TimeSeries.max(axis=0), .min(axis=0) return a meaningless index
Describe the missing or desired feature
TimeSeries.max(axis=0) and TimeSeries.max(axis=0) return a single-step timeseries, with the TimeIndex corresponding to the first timestep of the original series. This is documented correctly but is not intuitive. This seems to be done for consistency with Timeseries.mean(axis=0), median(axis=0), etc. There also does not seem to be a TimeSeries equivalent of Series.idxmax or np.ndarray.argmax.
Describe proposed solution
Chage max() and min() to return a single-step timeseries with the index of the returned value.
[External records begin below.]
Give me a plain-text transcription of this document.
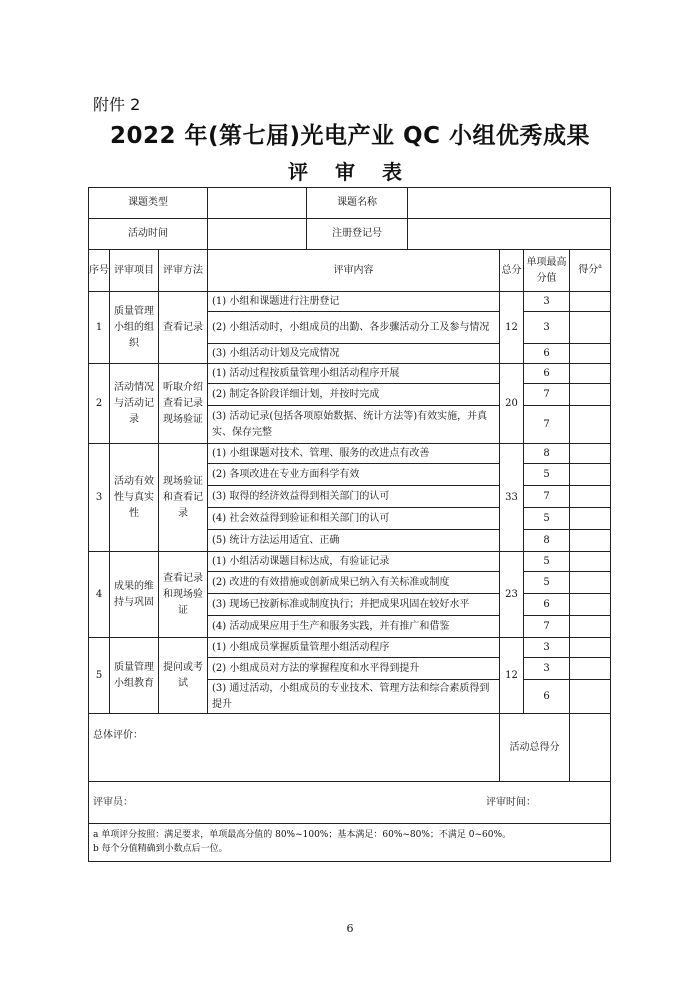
附件 2
2022 年(第七届)光电产业 QC 小组优秀成果
评 审 表
课题类型			课题名称	

活动时间			注册登记号	

序号	评审项目	评审方法	评审内容	总分	单项最高分值	得分$^a$
1	质量管理小组的组织	查看记录	(1) 小组和课题进行注册登记	12	3	
(2) 小组活动时，小组成员的出勤、各步骤活动分工及参与情况	3	
(3) 小组活动计划及完成情况	6	
2	活动情况与活动记录	听取介绍查看记录现场验证	(1) 活动过程按质量管理小组活动程序开展	20	6	
(2) 制定各阶段详细计划，并按时完成	7	
(3) 活动记录(包括各项原始数据、统计方法等)有效实施，并真实、保存完整	7	
3	活动有效性与真实性	现场验证和查看记录	(1) 小组课题对技术、管理、服务的改进点有改善	33	8	
(2) 各项改进在专业方面科学有效	5	
(3) 取得的经济效益得到相关部门的认可	7	
(4) 社会效益得到验证和相关部门的认可	5	
(5) 统计方法运用适宜、正确	8	
4	成果的维持与巩固	查看记录和现场验证	(1) 小组活动课题目标达成，有验证记录	23	5	
(2) 改进的有效措施或创新成果已纳入有关标准或制度	5	
(3) 现场已按新标准或制度执行；并把成果巩固在较好水平	6	
(4) 活动成果应用于生产和服务实践，并有推广和借鉴	7	
5	质量管理小组教育	提问或考试	(1) 小组成员掌握质量管理小组活动程序	12	3	
(2) 小组成员对方法的掌握程度和水平得到提升	3	
(3) 通过活动，小组成员的专业技术、管理方法和综合素质得到提升	6	
总体评价：	活动总得分	

评审员：	评审时间：

a 单项评分按照：满足要求，单项最高分值的 80%~100%；基本满足：60%~80%；不满足 0~60%。
b 每个分值精确到小数点后一位。
6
This would be a breaking change obviously, though I cannot immediately imagine code depending on the previous behavior. Alternatively, add a keyword argument to enable this behavior, defaulting to current behavior.
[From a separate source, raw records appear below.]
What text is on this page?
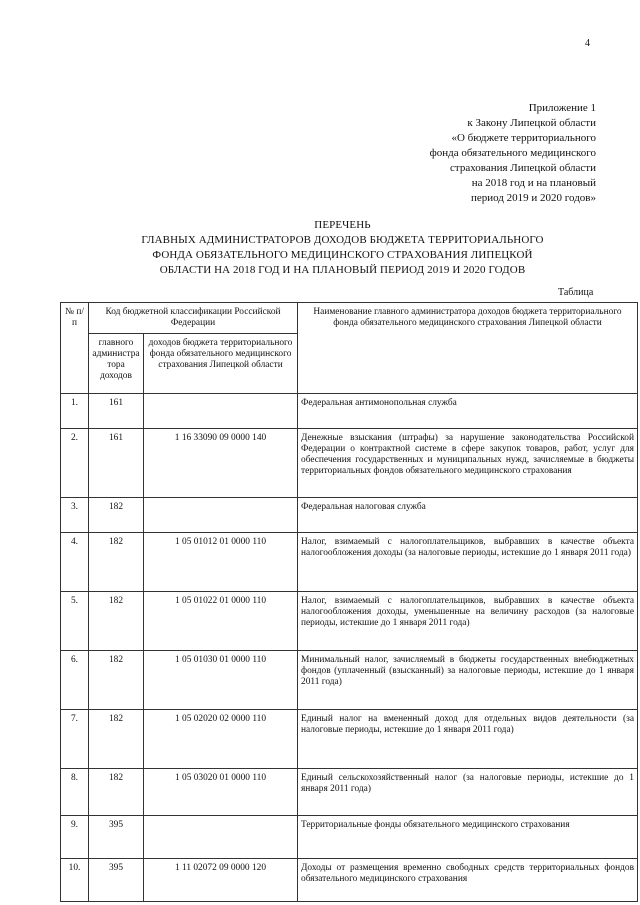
4
Приложение 1
к Закону Липецкой области
«О бюджете территориального
фонда обязательного медицинского
страхования Липецкой области
на 2018 год и на плановый
период 2019 и 2020 годов»
ПЕРЕЧЕНЬ
ГЛАВНЫХ АДМИНИСТРАТОРОВ ДОХОДОВ БЮДЖЕТА ТЕРРИТОРИАЛЬНОГО
ФОНДА ОБЯЗАТЕЛЬНОГО МЕДИЦИНСКОГО СТРАХОВАНИЯ ЛИПЕЦКОЙ
ОБЛАСТИ НА 2018 ГОД И НА ПЛАНОВЫЙ ПЕРИОД 2019 И 2020 ГОДОВ
Таблица
№ п/п	Код бюджетной классификации Российской Федерации		Наименование главного администратора доходов бюджета территориального фонда обязательного медицинского страхования Липецкой области
	главного администра тора доходов	доходов бюджета территориального фонда обязательного медицинского страхования Липецкой области	
1.	161		Федеральная антимонопольная служба
2.	161	1 16 33090 09 0000 140	Денежные взыскания (штрафы) за нарушение законодательства Российской Федерации о контрактной системе в сфере закупок товаров, работ, услуг для обеспечения государственных и муниципальных нужд, зачисляемые в бюджеты территориальных фондов обязательного медицинского страхования
3.	182		Федеральная налоговая служба
4.	182	1 05 01012 01 0000 110	Налог, взимаемый с налогоплательщиков, выбравших в качестве объекта налогообложения доходы (за налоговые периоды, истекшие до 1 января 2011 года)
5.	182	1 05 01022 01 0000 110	Налог, взимаемый с налогоплательщиков, выбравших в качестве объекта налогообложения доходы, уменьшенные на величину расходов (за налоговые периоды, истекшие до 1 января 2011 года)
6.	182	1 05 01030 01 0000 110	Минимальный налог, зачисляемый в бюджеты государственных внебюджетных фондов (уплаченный (взысканный) за налоговые периоды, истекшие до 1 января 2011 года)
7.	182	1 05 02020 02 0000 110	Единый налог на вмененный доход для отдельных видов деятельности (за налоговые периоды, истекшие до 1 января 2011 года)
8.	182	1 05 03020 01 0000 110	Единый сельскохозяйственный налог (за налоговые периоды, истекшие до 1 января 2011 года)
9.	395		Территориальные фонды обязательного медицинского страхования
10.	395	1 11 02072 09 0000 120	Доходы от размещения временно свободных средств территориальных фондов обязательного медицинского страхования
Describe potential alternatives
Or alternatively, add Timeseries.idxmax/min/etc.
Hi @eschibli , and thanks for raising this issue. I see your point, and do agree that it's misleading to even see a time index there.
This indeed makes sense for the univariate case. For the mulitvariate case however, it's not possible to return the correct time index for each component's max/min value. See below where "a" and "b" would have different idxmax (0 for "a", and 2 for "b").
>>> import pandas as pd
>>> from darts import TimeSeries
>>> df = pd.DataFrame({"a": [1,0,0], "b": [0,0,1]})
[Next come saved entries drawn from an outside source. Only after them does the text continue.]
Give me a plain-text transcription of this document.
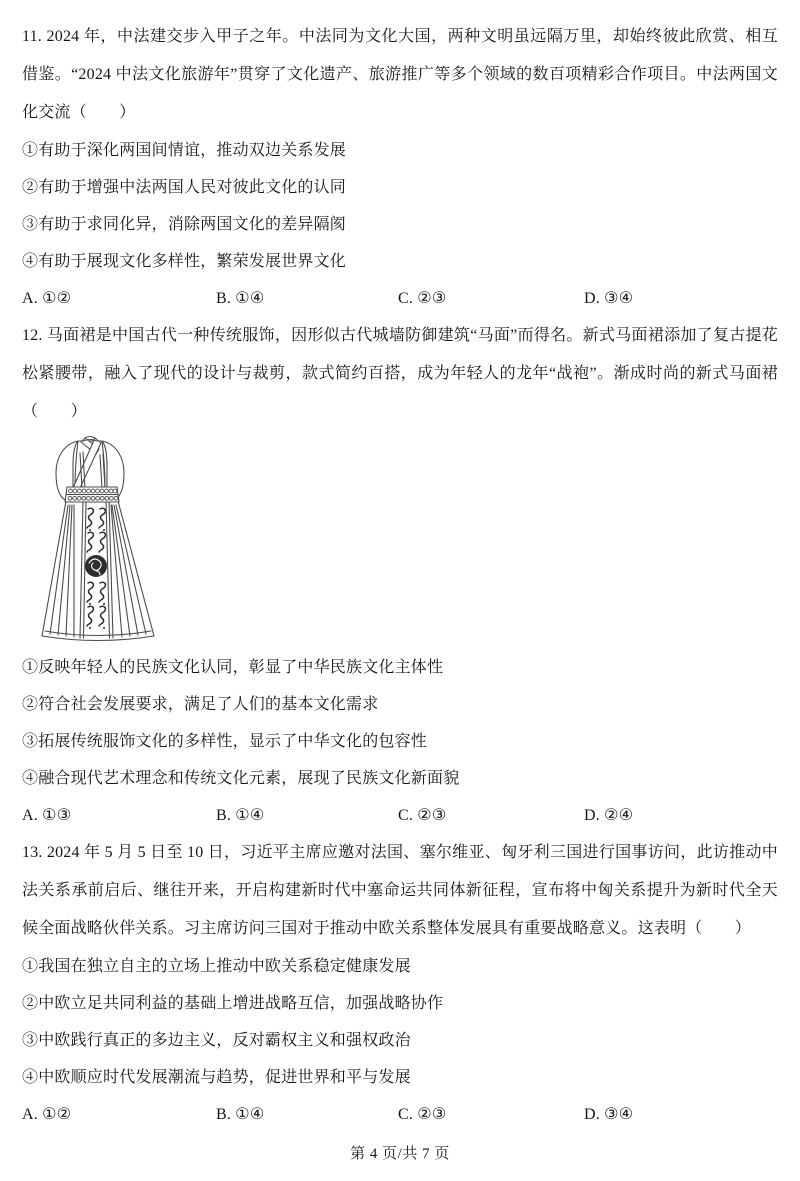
11. 2024 年，中法建交步入甲子之年。中法同为文化大国，两种文明虽远隔万里，却始终彼此欣赏、相互借鉴。“2024 中法文化旅游年”贯穿了文化遗产、旅游推广等多个领域的数百项精彩合作项目。中法两国文化交流（　　）

①有助于深化两国间情谊，推动双边关系发展

②有助于增强中法两国人民对彼此文化的认同

③有助于求同化异，消除两国文化的差异隔阂

④有助于展现文化多样性，繁荣发展世界文化

A. ①②	B. ①④	C. ②③	D. ③④

12. 马面裙是中国古代一种传统服饰，因形似古代城墙防御建筑“马面”而得名。新式马面裙添加了复古提花松紧腰带，融入了现代的设计与裁剪，款式简约百搭，成为年轻人的龙年“战袍”。渐成时尚的新式马面裙（　　）

①反映年轻人的民族文化认同，彰显了中华民族文化主体性

②符合社会发展要求，满足了人们的基本文化需求

③拓展传统服饰文化的多样性，显示了中华文化的包容性

④融合现代艺术理念和传统文化元素，展现了民族文化新面貌

A. ①③	B. ①④	C. ②③	D. ②④

13. 2024 年 5 月 5 日至 10 日，习近平主席应邀对法国、塞尔维亚、匈牙利三国进行国事访问，此访推动中法关系承前启后、继往开来，开启构建新时代中塞命运共同体新征程，宣布将中匈关系提升为新时代全天候全面战略伙伴关系。习主席访问三国对于推动中欧关系整体发展具有重要战略意义。这表明（　　）

①我国在独立自主的立场上推动中欧关系稳定健康发展

②中欧立足共同利益的基础上增进战略互信，加强战略协作

③中欧践行真正的多边主义，反对霸权主义和强权政治

④中欧顺应时代发展潮流与趋势，促进世界和平与发展

A. ①②	B. ①④	C. ②③	D. ③④
第 4 页/共 7 页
>>> series = TimeSeries.from_dataframe(df)
>>> series.max(axis=0)
<TimeSeries (DataArray) (time: 1, component: 2, sample: 1)> Size: 16B
array([[[1.],
[1.]]])
Coordinates:
* time (time) int64 8B 0
* component (component) object 16B 'a' 'b'
Dimensions without coordinates: sample
Attributes:
static_covariates: None
hierarchy: None
We cannot create a single-rowed TimeSeries from that case, since we need a time index with a well defined frequency (no missing dates).
As long as we can't find a coherent solution for all cases, I believe what we have at the moment is okayish.
Internally, we actually only use axis 1 and 2, since this will return a TimeSeries of the same time index as the input.
We allow axis=0 as it's possible to get the min/max values, but mention in the docs that the index will not represent the actual idxmin/idxmax.
For idxmin/idxmax I'd suggeset relying on other backends:
>>> series.pd_dataframe().idxmax()
component
a 0
b 2
dtype: int64
Why don't we add an index_from argument? This could default to None for current behavior, but accept an integer or string index for the component to which the index should correspond?
Hmm.. That would be a corner case that only applies for axis=0. What do you think @madtoinou ?
I have the impression that this kind of analysis is probably expected to be performed at the data-frame level, prior to the conversion to TimeSeries.
We could eventually improve the logic for max/min, as the corresponding time-step is well defined in the case of univariate series but for the multivariate one, I would leave things as is (since arbitrarily picking an index over another feels a bit too specific and actually not really meaningful for downstream forecasting for example) or eventually return a list of timeseries (one per component) in order to make is usable for other tasks but it feels a bit overly specific.
Alright, I understand the suggestion to use DataFrames for analysis (and I admit I initially didn't consider the case of multivariate TimeSerieses.) But on further reflection I still think the current behavior of returning the first timestep is too misleading. Users may not read documentation for a function as apparently-self-explainatory as .max or .min, so returning a plausible-but-wrong index for the monovariate case seems very dangerous. I would strongly prefer a change to avoid that.
We could either return the index of the first column's value, or alternatively return an index of integer zero. Returning a np.array seems more canonical but would be a breaking change obviously.